Après trois années de recherches intensives, le projet de recherche européen "NanoBioSaccharides", impliquant des scientifiques de 7 pays différents et coordonné par l'Université de Münster, vient de se terminer avec succès. Le but du projet était de produire, à partir de chitine [1] extraite de carapaces de crabes, du chitosan [2] par des méthodes biologiques et chimiques. La Commission Européenne avait mis à disposition près de 2,5 millions d'euros pour ce projet.
Le chitosan est presque considéré comme un remède miracle. Il peut protéger des plantes contre des maladies ou encore peut servir à fabriquer des pansements aptes à soigner certaines blessures, même graves, sans laisser de cicatrices. Toutefois, dans certaines circonstances, le chitosan ne fait pas toujours effet, ce qui explique le fait qu'il ne soit pas encore utilisé dans les buts précédemment cités. "C'est d'autant plus dommage que le chitosan constitue une matière première idéale, en tant que substance naturelle pouvant être produite en grandes quantités à partir de déchets", ajoute le Prof. Moerschbacher de Münster.
Les chercheurs veulent comprendre le chitosan et ses interactions avec les tissus humains à l'échelle moléculaire. Dans le cadre de ce projet de recherche, les chercheurs ont, par exemple, étudié pourquoi le chitosan, une fois dissout dans l'eau, forme des nanoparticules et comment celles-ci sont absorbées par certaines cellules du corps. Ces nouvelles connaissances leur ont permis d'utiliser ces nanoparticules comme véhicules pour administrer, par exemple, de l'insuline directement via la muqueuse nasale, sans avoir besoin de recourir à une seringue.
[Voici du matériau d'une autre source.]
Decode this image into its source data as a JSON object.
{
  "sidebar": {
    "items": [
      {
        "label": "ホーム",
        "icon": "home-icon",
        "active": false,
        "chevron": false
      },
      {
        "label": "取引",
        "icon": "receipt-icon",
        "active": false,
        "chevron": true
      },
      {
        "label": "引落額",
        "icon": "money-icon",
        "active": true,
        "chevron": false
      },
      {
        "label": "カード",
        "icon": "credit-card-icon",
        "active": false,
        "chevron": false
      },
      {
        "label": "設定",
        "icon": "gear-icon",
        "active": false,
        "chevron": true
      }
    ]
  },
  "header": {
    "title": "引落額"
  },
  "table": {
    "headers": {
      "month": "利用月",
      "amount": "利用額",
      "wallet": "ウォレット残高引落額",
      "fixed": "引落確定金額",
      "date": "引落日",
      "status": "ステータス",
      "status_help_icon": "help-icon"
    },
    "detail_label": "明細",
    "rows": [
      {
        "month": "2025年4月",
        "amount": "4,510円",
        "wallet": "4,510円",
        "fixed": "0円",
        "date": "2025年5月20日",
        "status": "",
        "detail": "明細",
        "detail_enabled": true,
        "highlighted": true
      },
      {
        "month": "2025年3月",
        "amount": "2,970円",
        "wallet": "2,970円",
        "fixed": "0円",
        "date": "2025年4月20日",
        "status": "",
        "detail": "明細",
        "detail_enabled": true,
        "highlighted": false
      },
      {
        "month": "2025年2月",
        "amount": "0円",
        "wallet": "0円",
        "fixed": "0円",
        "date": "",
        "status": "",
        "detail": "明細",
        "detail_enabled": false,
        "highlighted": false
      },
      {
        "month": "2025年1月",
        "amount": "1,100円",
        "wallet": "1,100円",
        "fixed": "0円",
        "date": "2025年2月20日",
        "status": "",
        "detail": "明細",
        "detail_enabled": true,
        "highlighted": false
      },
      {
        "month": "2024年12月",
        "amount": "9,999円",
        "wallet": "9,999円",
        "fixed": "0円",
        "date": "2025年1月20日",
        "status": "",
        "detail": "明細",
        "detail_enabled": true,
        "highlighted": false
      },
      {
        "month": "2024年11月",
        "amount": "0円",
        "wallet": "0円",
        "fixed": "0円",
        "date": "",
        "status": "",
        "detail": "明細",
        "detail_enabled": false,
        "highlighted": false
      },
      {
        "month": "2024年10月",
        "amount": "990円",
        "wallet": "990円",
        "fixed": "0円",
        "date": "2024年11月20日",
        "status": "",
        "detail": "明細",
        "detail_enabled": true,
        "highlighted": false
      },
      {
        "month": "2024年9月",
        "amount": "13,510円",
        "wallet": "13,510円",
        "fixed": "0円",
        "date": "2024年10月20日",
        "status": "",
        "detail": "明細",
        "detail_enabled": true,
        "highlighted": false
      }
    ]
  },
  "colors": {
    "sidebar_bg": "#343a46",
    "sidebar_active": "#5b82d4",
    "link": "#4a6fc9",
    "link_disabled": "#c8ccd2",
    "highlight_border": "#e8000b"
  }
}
Les scientifiques se sont également penchés sur les enzymes capables de décomposer le chitosan dans les tissus humains et sur les effets des fragments ainsi formés sur la cicatrisation. "Chez les nourrissons, le miracle a été observé plusieurs fois : sur des brûlures étendues du troisième degré, mortelles en fait, les pansements de chitosan ont permis non seulement la survie du bébé mais aussi sa guérison à terme sans cicatrices", ajoute Moerschbacher. "Grâce à ces nouveaux résultats, nous pourrons peut-être développer un produit efficace contre les brûlures qui pourrait être commercialisé en pharmacie".
Des entreprises ont également participé à ce projet qui vient de s'achever sur une conférence réunissant plus de 600 participants à Hyderabad en Inde. Pour Moerschbacher, "Les nouvelles idées soulevées lors de cette conférence pourront peut-être bientôt être mises en application dans le cadre du premier collège doctoral entre l'Inde et l'Allemagne, regroupant les universités de Münster et d'Hyderabad. Car tous les miracles du chitosan ne sont pas encore expliqués".